Shielded under a low-hanging cluster of juniper branches and nearly hidden in tall grass, a flower about a foot high bore a single stunning cylindrical bloom with a color between fire and blood. The triangular petals were shaped like a lotus, but folded like a Grecian urn. Against the dark green of the juniper and the scorched greyish tan of the earth, the red beacon flared in the sunlight.
Delighted to find the bloom hidden in brush hidden in juniper hidden in Nowhere, I took a photo so I would remember. Now I’ve forgotten the photo, but the memory is clear. I don’t know the name of the flower. Yet, if I knew the name, would the flower would remain so clear in my memory?
I kept thinking of the line from Elegy in a Country Churchyard by Thomas Gray (as quoted in Bull Durham, my favorite baseball movie, also starring Kevin Costner):
“Full many a flower is born to blush unseen,
And waste its sweetness on the desert air.”
Emerson, in his poem The Rhodora, offers a similar if slightly more encouraging message:
“Rhodora! if the sages ask thee why
This charm is wasted on the earth and sky,
Tell them, dear, that, if eyes were made for seeing,
Then beauty is its own excuse for Being;
Why thou wert there, O rival of the rose!

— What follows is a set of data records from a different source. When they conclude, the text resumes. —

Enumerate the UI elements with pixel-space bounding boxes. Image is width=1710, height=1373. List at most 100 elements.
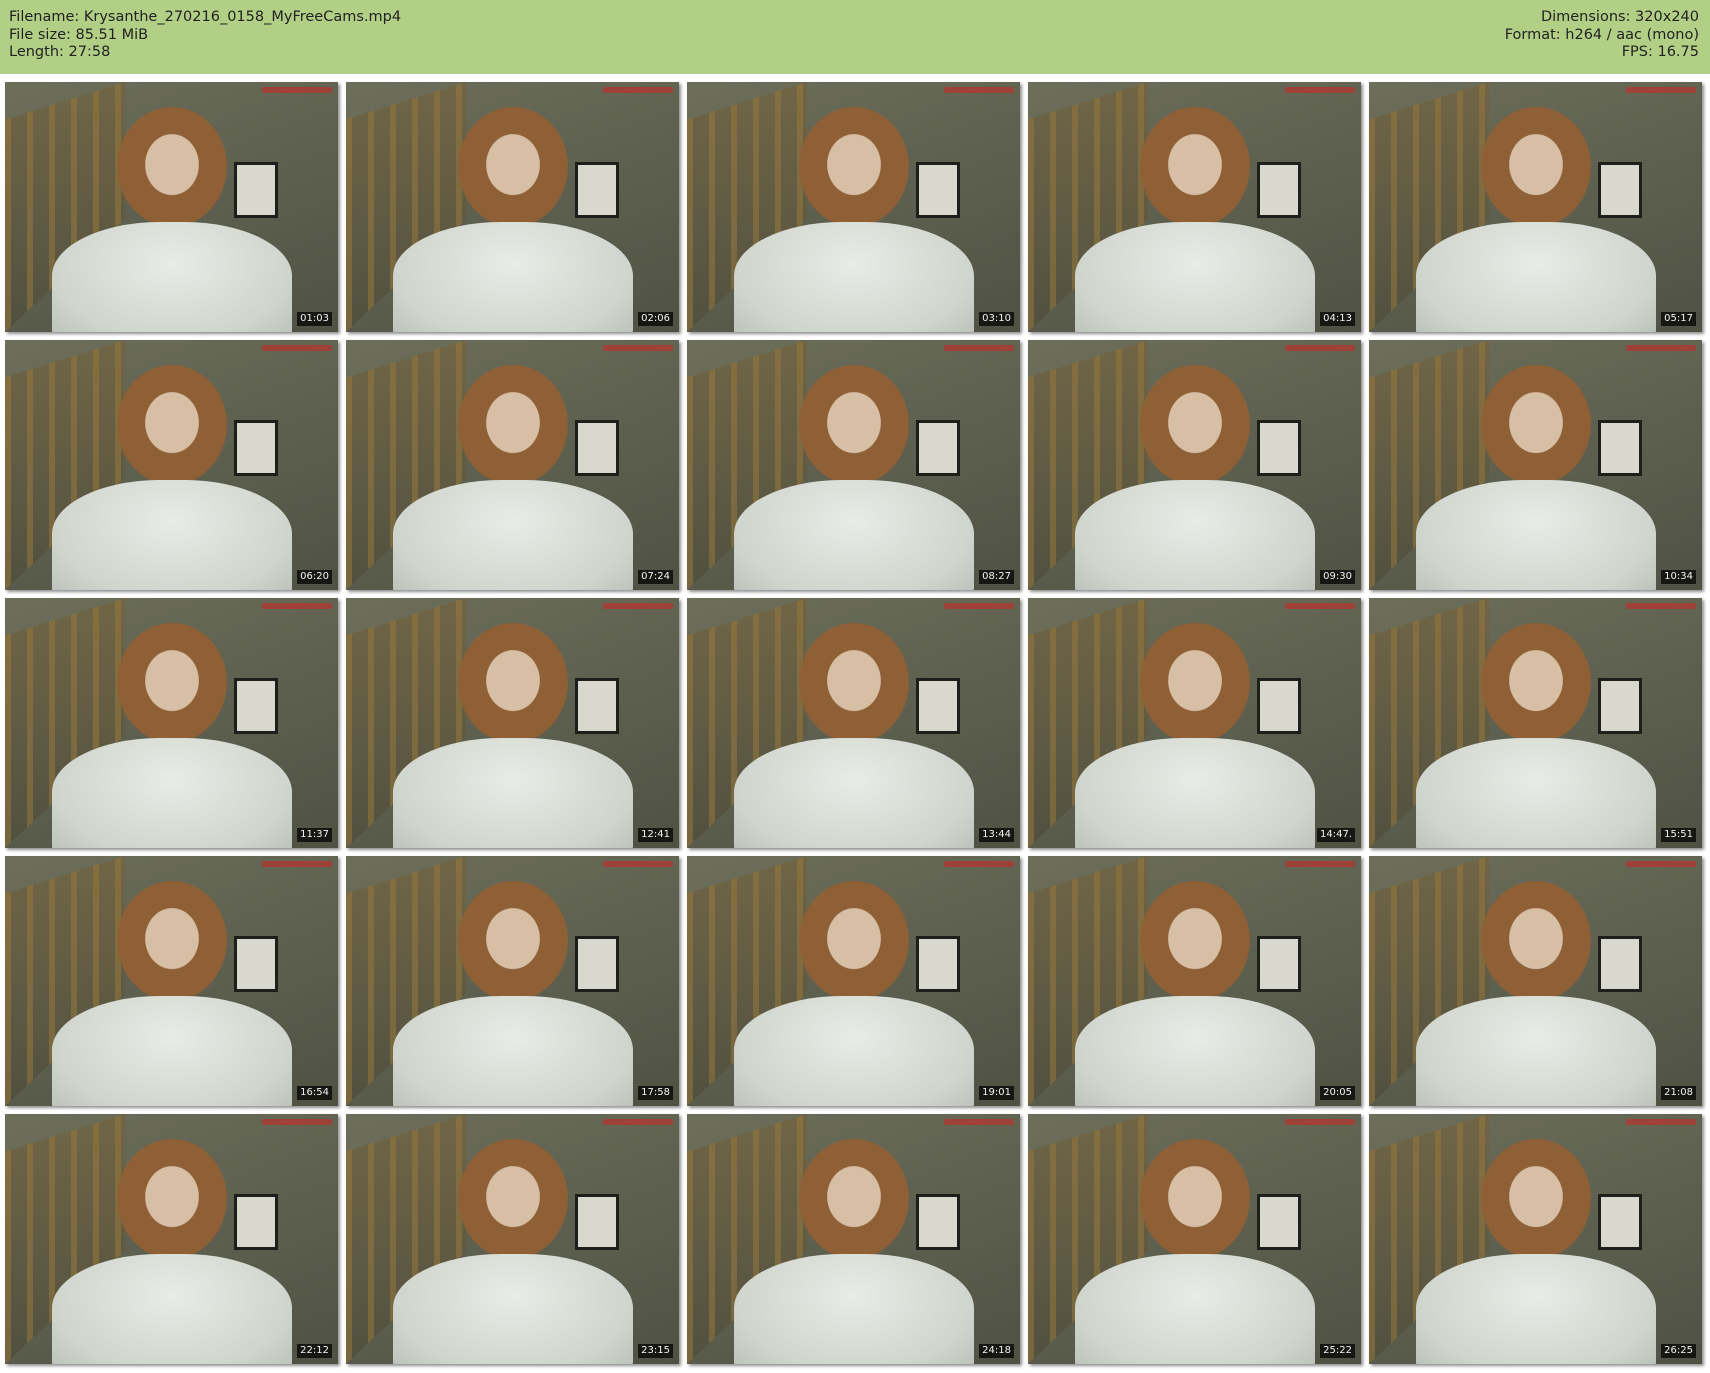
thumbnail-timestamp: 25:22	[1320, 1344, 1355, 1358]
fps-text: FPS: 16.75	[1621, 44, 1699, 60]
sweater-shape	[1415, 996, 1656, 1106]
sweater-shape	[733, 738, 974, 848]
picture-frame-shape	[234, 162, 278, 218]
video-thumbnail[interactable]: 08:27	[687, 340, 1020, 590]
thumbnail-timestamp: 16:54	[297, 1086, 332, 1100]
video-thumbnail[interactable]: 15:51	[1369, 598, 1702, 848]
watermark-mark	[603, 861, 673, 867]
picture-frame-shape	[575, 678, 619, 734]
video-thumbnail[interactable]: 10:34	[1369, 340, 1702, 590]
format-text: Format: h264 / aac (mono)	[1504, 26, 1699, 43]
file-size-text: File size: 85.51 MiB	[9, 26, 149, 43]
metadata-left: Filename: Krysanthe_270216_0158_MyFreeCa…	[9, 9, 401, 62]
head-shape	[457, 107, 568, 227]
picture-frame-shape	[1598, 936, 1642, 992]
sweater-shape	[1415, 222, 1656, 332]
video-thumbnail[interactable]: 07:24	[346, 340, 679, 590]
video-thumbnail[interactable]: 11:37	[5, 598, 338, 848]
thumbnail-timestamp: 07:24	[638, 570, 673, 584]
sweater-shape	[1415, 738, 1656, 848]
video-thumbnail[interactable]: 12:41	[346, 598, 679, 848]
head-shape	[457, 623, 568, 743]
picture-frame-shape	[1598, 162, 1642, 218]
thumbnail-timestamp: 15:51	[1661, 828, 1696, 842]
video-thumbnail[interactable]: 25:22	[1028, 1114, 1361, 1364]
thumbnail-timestamp: 12:41	[638, 828, 673, 842]
watermark-mark	[1285, 87, 1355, 93]
video-thumbnail[interactable]: 03:10	[687, 82, 1020, 332]
watermark-mark	[1626, 87, 1696, 93]
watermark-mark	[262, 345, 332, 351]
video-thumbnail[interactable]: 20:05	[1028, 856, 1361, 1106]
video-thumbnail[interactable]: 04:13	[1028, 82, 1361, 332]
video-thumbnail[interactable]: 14:47.	[1028, 598, 1361, 848]
watermark-mark	[1285, 861, 1355, 867]
video-thumbnail[interactable]: 22:12	[5, 1114, 338, 1364]
head-shape	[116, 1139, 227, 1259]
sweater-shape	[51, 738, 292, 848]
thumbnail-timestamp: 08:27	[979, 570, 1014, 584]
picture-frame-shape	[916, 936, 960, 992]
head-shape	[1139, 365, 1250, 485]
video-thumbnail[interactable]: 02:06	[346, 82, 679, 332]
head-shape	[1480, 1139, 1591, 1259]
sweater-shape	[51, 996, 292, 1106]
watermark-mark	[1285, 1119, 1355, 1125]
metadata-right: Dimensions: 320x240 Format: h264 / aac (…	[1505, 9, 1699, 62]
picture-frame-shape	[1257, 1194, 1301, 1250]
watermark-mark	[1626, 345, 1696, 351]
video-thumbnail[interactable]: 19:01	[687, 856, 1020, 1106]
picture-frame-shape	[1598, 1194, 1642, 1250]
sweater-shape	[392, 480, 633, 590]
video-thumbnail[interactable]: 06:20	[5, 340, 338, 590]
watermark-mark	[944, 345, 1014, 351]
watermark-mark	[603, 1119, 673, 1125]
thumbnail-timestamp: 01:03	[297, 312, 332, 326]
sweater-shape	[51, 222, 292, 332]
video-thumbnail[interactable]: 26:25	[1369, 1114, 1702, 1364]
head-shape	[1139, 623, 1250, 743]
picture-frame-shape	[575, 162, 619, 218]
thumbnail-timestamp: 10:34	[1661, 570, 1696, 584]
watermark-mark	[1626, 1119, 1696, 1125]
video-thumbnail[interactable]: 23:15	[346, 1114, 679, 1364]
picture-frame-shape	[575, 1194, 619, 1250]
picture-frame-shape	[575, 420, 619, 476]
head-shape	[798, 881, 909, 1001]
picture-frame-shape	[234, 936, 278, 992]
video-thumbnail[interactable]: 05:17	[1369, 82, 1702, 332]
head-shape	[798, 365, 909, 485]
head-shape	[798, 1139, 909, 1259]
head-shape	[457, 881, 568, 1001]
video-thumbnail[interactable]: 17:58	[346, 856, 679, 1106]
picture-frame-shape	[234, 678, 278, 734]
watermark-mark	[603, 603, 673, 609]
thumbnail-timestamp: 20:05	[1320, 1086, 1355, 1100]
picture-frame-shape	[1257, 162, 1301, 218]
video-thumbnail[interactable]: 24:18	[687, 1114, 1020, 1364]
video-thumbnail[interactable]: 16:54	[5, 856, 338, 1106]
watermark-mark	[1285, 603, 1355, 609]
sweater-shape	[392, 1254, 633, 1364]
thumbnail-timestamp: 23:15	[638, 1344, 673, 1358]
picture-frame-shape	[916, 420, 960, 476]
video-thumbnail[interactable]: 01:03	[5, 82, 338, 332]
picture-frame-shape	[916, 678, 960, 734]
watermark-mark	[603, 87, 673, 93]
picture-frame-shape	[234, 420, 278, 476]
watermark-mark	[1285, 345, 1355, 351]
video-thumbnail[interactable]: 09:30	[1028, 340, 1361, 590]
sweater-shape	[1074, 480, 1315, 590]
sweater-shape	[1074, 738, 1315, 848]
head-shape	[457, 365, 568, 485]
thumbnail-timestamp: 02:06	[638, 312, 673, 326]
sweater-shape	[51, 480, 292, 590]
thumbnail-timestamp: 04:13	[1320, 312, 1355, 326]
watermark-mark	[944, 1119, 1014, 1125]
sweater-shape	[1074, 996, 1315, 1106]
video-thumbnail[interactable]: 21:08	[1369, 856, 1702, 1106]
sweater-shape	[392, 222, 633, 332]
sweater-shape	[733, 996, 974, 1106]
sweater-shape	[733, 480, 974, 590]
video-thumbnail[interactable]: 13:44	[687, 598, 1020, 848]
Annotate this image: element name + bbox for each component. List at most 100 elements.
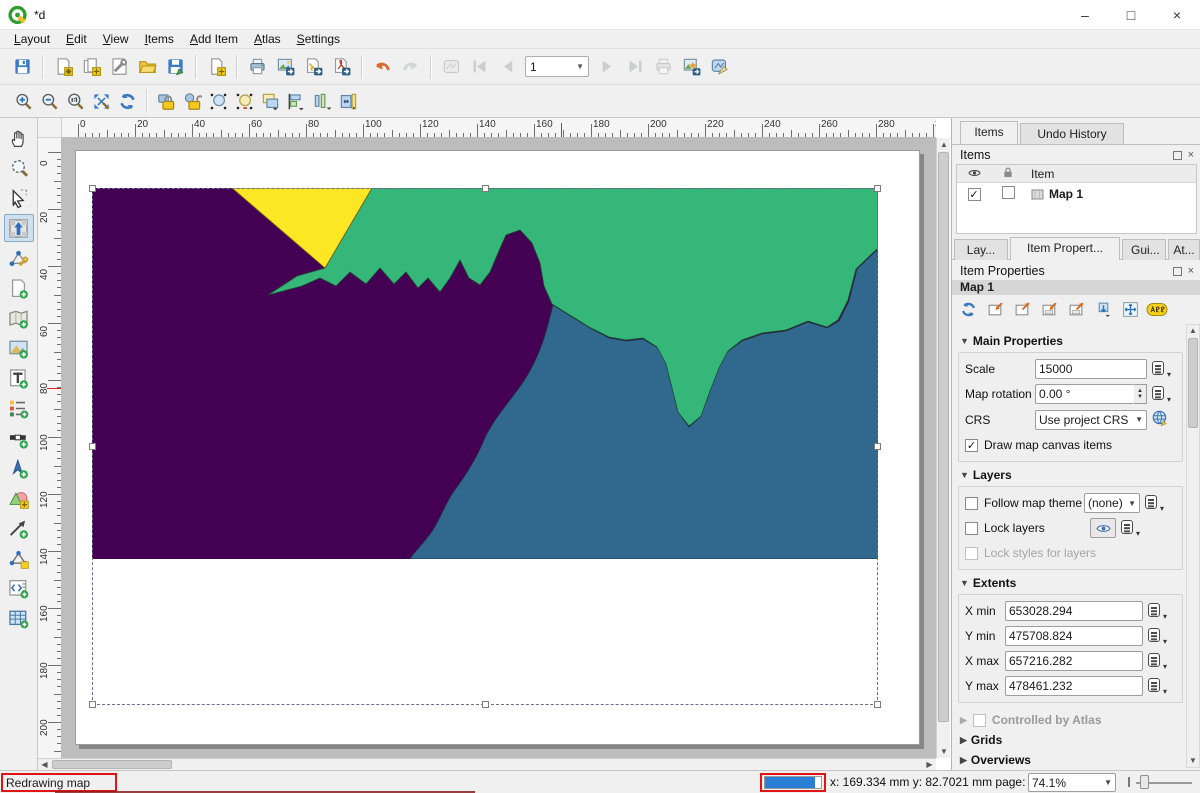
selection-handle[interactable] (89, 185, 96, 192)
scroll-up-icon[interactable]: ▲ (937, 138, 951, 151)
visibility-preset-button[interactable] (1090, 518, 1116, 538)
save-button[interactable] (8, 53, 36, 81)
tab-atlas[interactable]: At... (1168, 239, 1200, 260)
data-defined-override-button[interactable]: ▾ (1120, 519, 1140, 537)
properties-scrollbar[interactable]: ▲ ▼ (1186, 324, 1200, 768)
selection-handle[interactable] (482, 185, 489, 192)
data-defined-override-button[interactable]: ▾ (1147, 602, 1167, 620)
section-grids[interactable]: ▶ Grids (960, 733, 1183, 747)
zoom-level-combo[interactable]: 74.1% ▼ (1028, 773, 1116, 792)
data-defined-override-button[interactable]: ▾ (1147, 627, 1167, 645)
map-theme-combo[interactable]: (none) ▼ (1084, 493, 1140, 513)
print-atlas-button[interactable] (649, 53, 677, 81)
refresh-map-button[interactable] (956, 298, 980, 320)
move-content-button[interactable] (1118, 298, 1142, 320)
selection-handle[interactable] (482, 701, 489, 708)
data-defined-override-button[interactable]: ▾ (1151, 385, 1171, 403)
add-arrow-button[interactable] (4, 514, 34, 542)
resize-items-button[interactable] (335, 88, 361, 114)
selection-handle[interactable] (89, 701, 96, 708)
controlled-by-atlas-checkbox[interactable] (973, 714, 986, 727)
map-item-frame[interactable] (92, 188, 878, 705)
export-pdf-button[interactable] (327, 53, 355, 81)
selection-handle[interactable] (874, 443, 881, 450)
export-atlas-button[interactable] (677, 53, 705, 81)
first-feature-button[interactable] (465, 53, 493, 81)
maximize-button[interactable]: □ (1108, 0, 1154, 30)
crs-select-button[interactable] (1151, 409, 1169, 430)
group-items-button[interactable] (205, 88, 231, 114)
pan-tool-button[interactable] (4, 124, 34, 152)
save-as-template-button[interactable] (161, 53, 189, 81)
lock-styles-checkbox[interactable] (965, 547, 978, 560)
undo-button[interactable] (368, 53, 396, 81)
zoom-tool-button[interactable] (4, 154, 34, 182)
canvas-horizontal-scrollbar[interactable]: ◀ ▶ (38, 758, 936, 770)
lock-layers-checkbox[interactable] (965, 522, 978, 535)
follow-map-theme-checkbox[interactable] (965, 497, 978, 510)
add-page-button[interactable] (4, 274, 34, 302)
add-html-button[interactable] (4, 574, 34, 602)
items-list-row-map1[interactable]: ✓ Map 1 (957, 183, 1196, 205)
last-feature-button[interactable] (621, 53, 649, 81)
ymin-input[interactable]: 475708.824 (1005, 626, 1143, 646)
crs-combo[interactable]: Use project CRS ▼ (1035, 410, 1147, 430)
close-panel-icon[interactable]: × (1188, 264, 1194, 279)
minimize-button[interactable]: – (1062, 0, 1108, 30)
selection-handle[interactable] (89, 443, 96, 450)
draw-map-canvas-items-checkbox[interactable]: ✓ (965, 439, 978, 452)
print-button[interactable] (243, 53, 271, 81)
add-pages-button[interactable] (202, 53, 230, 81)
layout-manager-button[interactable] (105, 53, 133, 81)
edit-nodes-button[interactable] (4, 244, 34, 272)
zoom-in-button[interactable] (10, 88, 36, 114)
export-svg-button[interactable] (299, 53, 327, 81)
add-attribute-table-button[interactable] (4, 604, 34, 632)
section-controlled-by-atlas[interactable]: ▶ Controlled by Atlas (960, 713, 1183, 727)
section-layers[interactable]: ▼ Layers (960, 468, 1183, 482)
tab-item-properties[interactable]: Item Propert... (1010, 237, 1120, 260)
add-picture-button[interactable] (4, 334, 34, 362)
export-image-button[interactable] (271, 53, 299, 81)
zoom-out-button[interactable] (36, 88, 62, 114)
layout-canvas[interactable] (62, 138, 936, 758)
add-shape-button[interactable] (4, 484, 34, 512)
view-extent-in-canvas-button[interactable] (1010, 298, 1034, 320)
float-panel-icon[interactable] (1173, 267, 1182, 276)
unlock-items-button[interactable] (179, 88, 205, 114)
open-layout-button[interactable] (133, 53, 161, 81)
scrollbar-thumb[interactable] (52, 760, 172, 769)
scrollbar-thumb[interactable] (1188, 338, 1198, 428)
scroll-up-icon[interactable]: ▲ (1187, 325, 1199, 337)
menu-atlas[interactable]: Atlas (246, 30, 289, 49)
ungroup-items-button[interactable] (231, 88, 257, 114)
data-defined-override-button[interactable]: ▾ (1151, 360, 1171, 378)
raise-items-button[interactable] (257, 88, 283, 114)
zoom-full-button[interactable] (88, 88, 114, 114)
labels-settings-button[interactable] (1145, 298, 1169, 320)
float-panel-icon[interactable] (1173, 151, 1182, 160)
tab-layout[interactable]: Lay... (954, 239, 1008, 260)
add-node-item-button[interactable] (4, 544, 34, 572)
scrollbar-thumb[interactable] (938, 152, 949, 722)
add-scalebar-button[interactable] (4, 424, 34, 452)
add-label-button[interactable] (4, 364, 34, 392)
zoom-slider[interactable] (1128, 773, 1194, 792)
scale-input[interactable]: 15000 (1035, 359, 1147, 379)
previous-feature-button[interactable] (493, 53, 521, 81)
new-layout-button[interactable] (49, 53, 77, 81)
zoom-actual-button[interactable] (62, 88, 88, 114)
data-defined-override-button[interactable]: ▾ (1147, 677, 1167, 695)
data-defined-override-button[interactable]: ▾ (1144, 494, 1164, 512)
map-rotation-input[interactable]: 0.00 ° (1035, 384, 1134, 404)
set-extent-to-canvas-button[interactable] (983, 298, 1007, 320)
set-scale-to-canvas-button[interactable] (1037, 298, 1061, 320)
add-legend-button[interactable] (4, 394, 34, 422)
data-defined-override-button[interactable]: ▾ (1147, 652, 1167, 670)
menu-layout[interactable]: Layout (6, 30, 58, 49)
section-main-properties[interactable]: ▼ Main Properties (960, 334, 1183, 348)
redo-button[interactable] (396, 53, 424, 81)
ymax-input[interactable]: 478461.232 (1005, 676, 1143, 696)
section-extents[interactable]: ▼ Extents (960, 576, 1183, 590)
tab-undo-history[interactable]: Undo History (1020, 123, 1124, 144)
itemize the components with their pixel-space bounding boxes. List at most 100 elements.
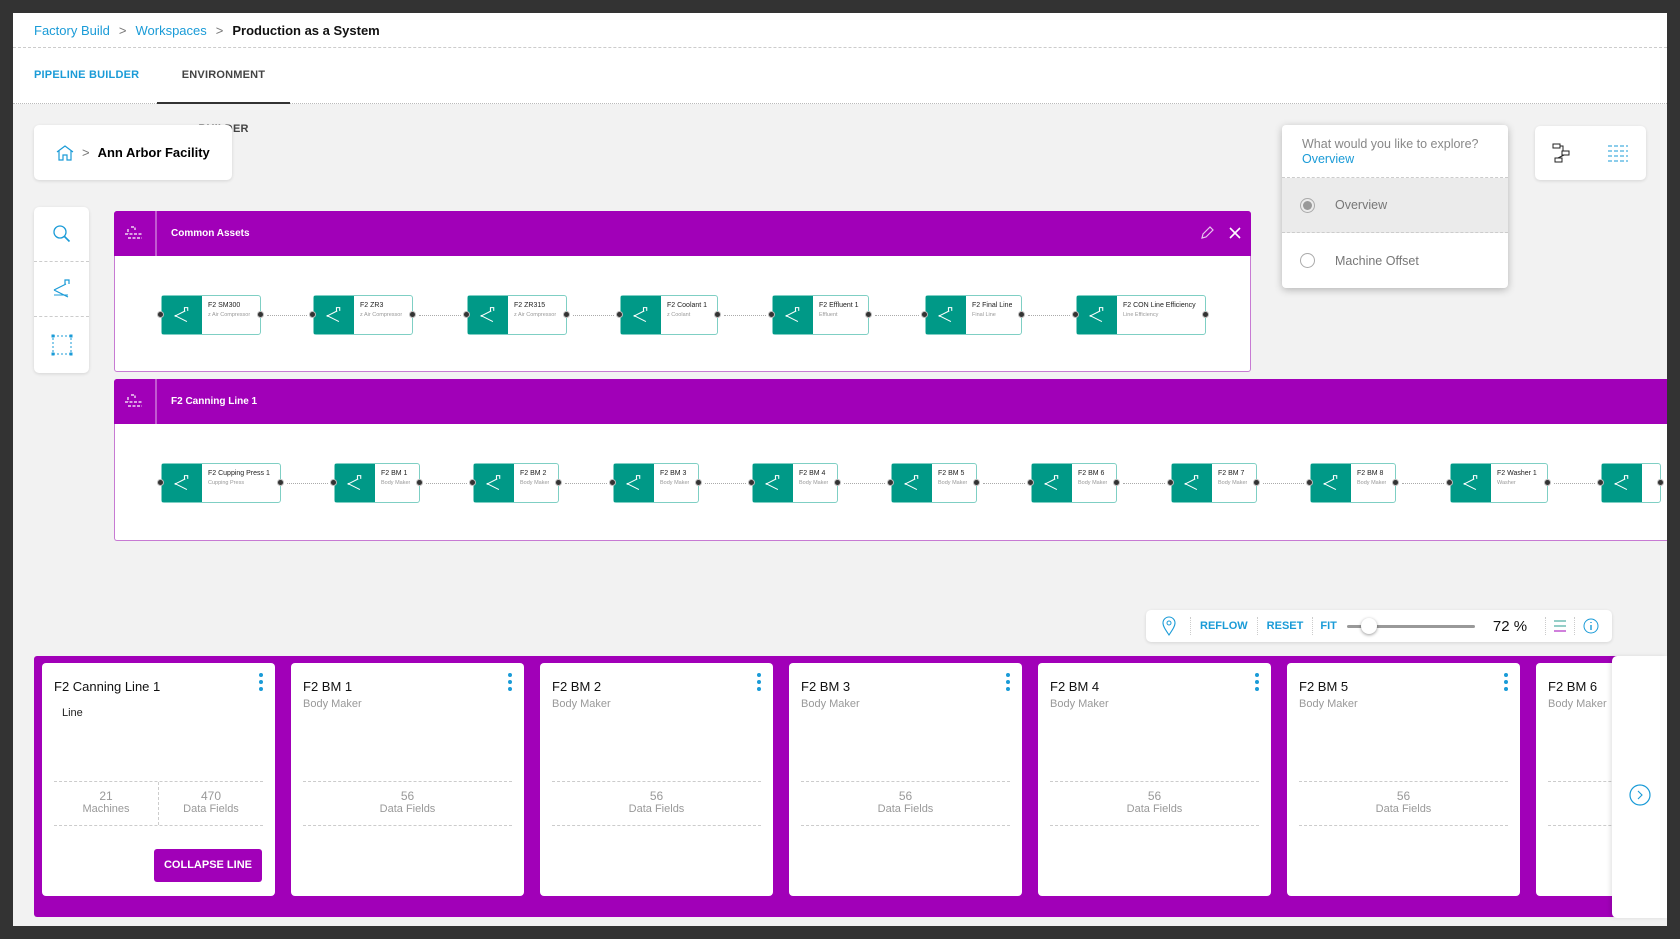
connection-port[interactable] bbox=[463, 311, 470, 318]
connection-port[interactable] bbox=[834, 479, 841, 486]
connection-port[interactable] bbox=[309, 311, 316, 318]
stat-label: Data Fields bbox=[1126, 803, 1183, 815]
connection-port[interactable] bbox=[1113, 479, 1120, 486]
more-options-icon[interactable] bbox=[1006, 673, 1010, 691]
machine-node[interactable]: F2 BM 2 Body Maker bbox=[473, 463, 559, 503]
connection-port[interactable] bbox=[563, 311, 570, 318]
info-icon[interactable] bbox=[1583, 618, 1599, 634]
legend-icon[interactable] bbox=[1553, 619, 1567, 633]
machine-node[interactable]: F2 ZR315 z Air Compressor bbox=[467, 295, 567, 335]
connection-line bbox=[1263, 483, 1304, 484]
connection-port[interactable] bbox=[416, 479, 423, 486]
card-title: F2 BM 2 bbox=[552, 679, 602, 694]
connection-port[interactable] bbox=[748, 479, 755, 486]
radio-checked-icon[interactable] bbox=[1300, 197, 1315, 213]
tab-environment-builder[interactable]: ENVIRONMENT BUILDER bbox=[157, 48, 290, 135]
connection-port[interactable] bbox=[695, 479, 702, 486]
select-area-button[interactable] bbox=[34, 317, 89, 372]
machine-card[interactable]: F2 BM 4 Body Maker 56 Data Fields bbox=[1038, 663, 1271, 896]
connection-port[interactable] bbox=[1392, 479, 1399, 486]
machine-node[interactable]: F2 Washer 1 Washer bbox=[1450, 463, 1548, 503]
add-machine-button[interactable] bbox=[34, 262, 89, 317]
hierarchy-view-icon[interactable] bbox=[1552, 143, 1572, 163]
connection-port[interactable] bbox=[887, 479, 894, 486]
connection-port[interactable] bbox=[469, 479, 476, 486]
location-pin-icon[interactable] bbox=[1162, 616, 1176, 636]
connection-port[interactable] bbox=[1027, 479, 1034, 486]
explore-select[interactable]: What would you like to explore? Overview bbox=[1282, 125, 1508, 178]
breadcrumb-factory-build[interactable]: Factory Build bbox=[34, 23, 110, 38]
machine-node[interactable]: F2 BM 7 Body Maker bbox=[1171, 463, 1257, 503]
connection-port[interactable] bbox=[1167, 479, 1174, 486]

I never thought to ask; I never knew;
But in my simple ignorance suppose
The self-same power that brought me there, brought you.”
In the oval heart of the grove, crisp juniper breath wiped the sweat from my brow. Surrounded in cool green, red beacon blazing, I sat in lotus position and admired the desert flower and inhaled the chill juniper air and imagined poetry and deserts and flowers and baseball until I stood, collected the sweetness, and walked up the trail.
It was just as many steps up as it was down.